L’arresto dopo l’estorsione. Musarella, infatti, nel novembre 2015 fu raggiunto da un’ordinanza di custodia cautelare in carcere con l’accusa di estorsione aggravata dal metodo mafioso. Secondo quanto ricostruito dagli uomini della Squadra mobile di Reggio Calabria, infatti, Musarella, assieme a Fortunato Caracciolo e Domenico Neri, si recò in un cantiere del centro cittadino per chiedere il pizzo ad un noto imprenditore reggino che stava effettuando lavori di ristrutturazione di un immobile. Sotto il cappello del terrore criminale che incute la cosca De Stefano, i tre dissero agli operai: «Qui non si lavora più». Ed ancora: «Il titolare deve sapere a chi rivolgersi». Insomma, veniva intimato di «mettersi in regola» e, alle persone presenti, di non andare più al cantiere qualora non si fosse proceduto al pagamento della “tassa ambientale”.
Solo che, differentemente da tante altre volte, l’omertà non ha vinto e l’imprenditore ha denunciato tutto alla Dda reggina che ha svolto le indagini assieme alla Polizia, arrivando all’identificazione dei tre, anche grazie alle riprese video. Poi, il processo e la condanna pesantissima in primo grado a dieci anni e otto mesi di reclusione.

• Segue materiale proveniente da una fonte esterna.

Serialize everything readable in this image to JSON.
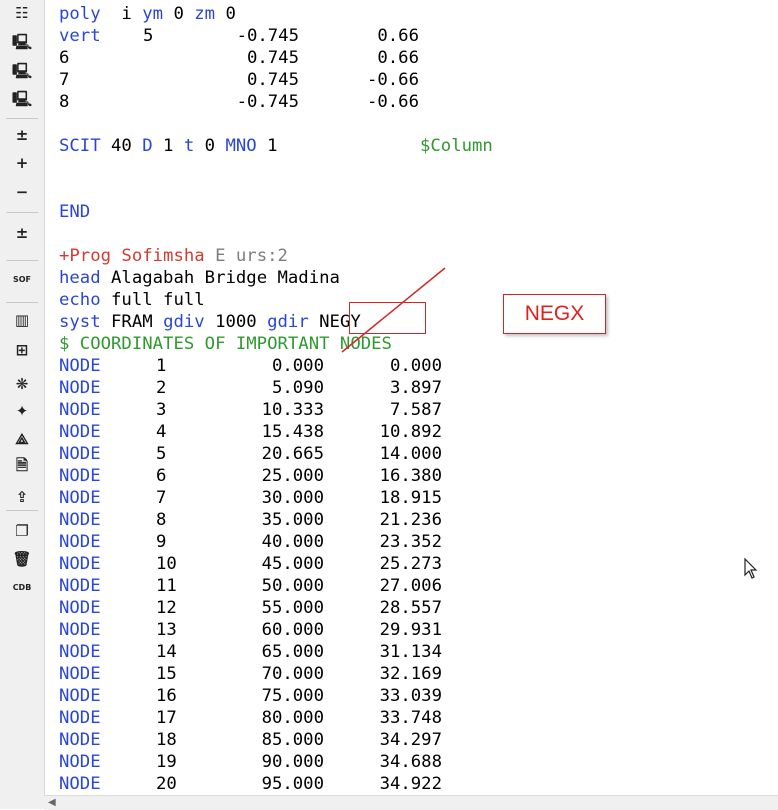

Non è la prima volta che Musarella finisce in un’inchiesta della Dda. Già in passato con Eremo e Araba fenice il suo nome era comparso fra i soggetti molto vicini a Giovanni De Stefano “il principe”.
Le lettere d’affetto. Ed è proprio con lui che è avvenuto uno scambio fitto di lettere affettuose, che qualcuno ha interpretato come dimostrazioni di un sentimento fra i due. Più semplicemente, però, potrebbe trattarsi solo di un linguaggio in codice che Musarella e De Stefano utilizzavano per inviarsi messaggi relativi alle loro connessioni criminali.
Particolare fragilità. Poco importa quale sia la natura di quelle missive. Ciò che conta è che Musarella sia controllato in modo continuo e costante. L’ultimo tentativo di togliersi la vita, infatti, risale solo al 27 dicembre scorso, quando fu salvato all’ultimo istante dall’intervento dei poliziotti. Ovviamente nel penitenziario di Frosinone l’attenzione è massima, ma questi spiacevoli episodi obbligheranno i difensori a richiedere un provvedimento che lo allontani, almeno per il momento, dalla detenzione in carcere che, oggi sembra nascondere un rischio elevato per la sua incolumità.
Toccherà, però, ai giudici stabilire se le condizioni psicologiche di Musarella siano o meno compatibili con il regime carcerario. Nel frattempo, al di là di qualsiasi responsabilità penale, l’auspicio è che Sebastiano Musarella non commetta più atti del genere.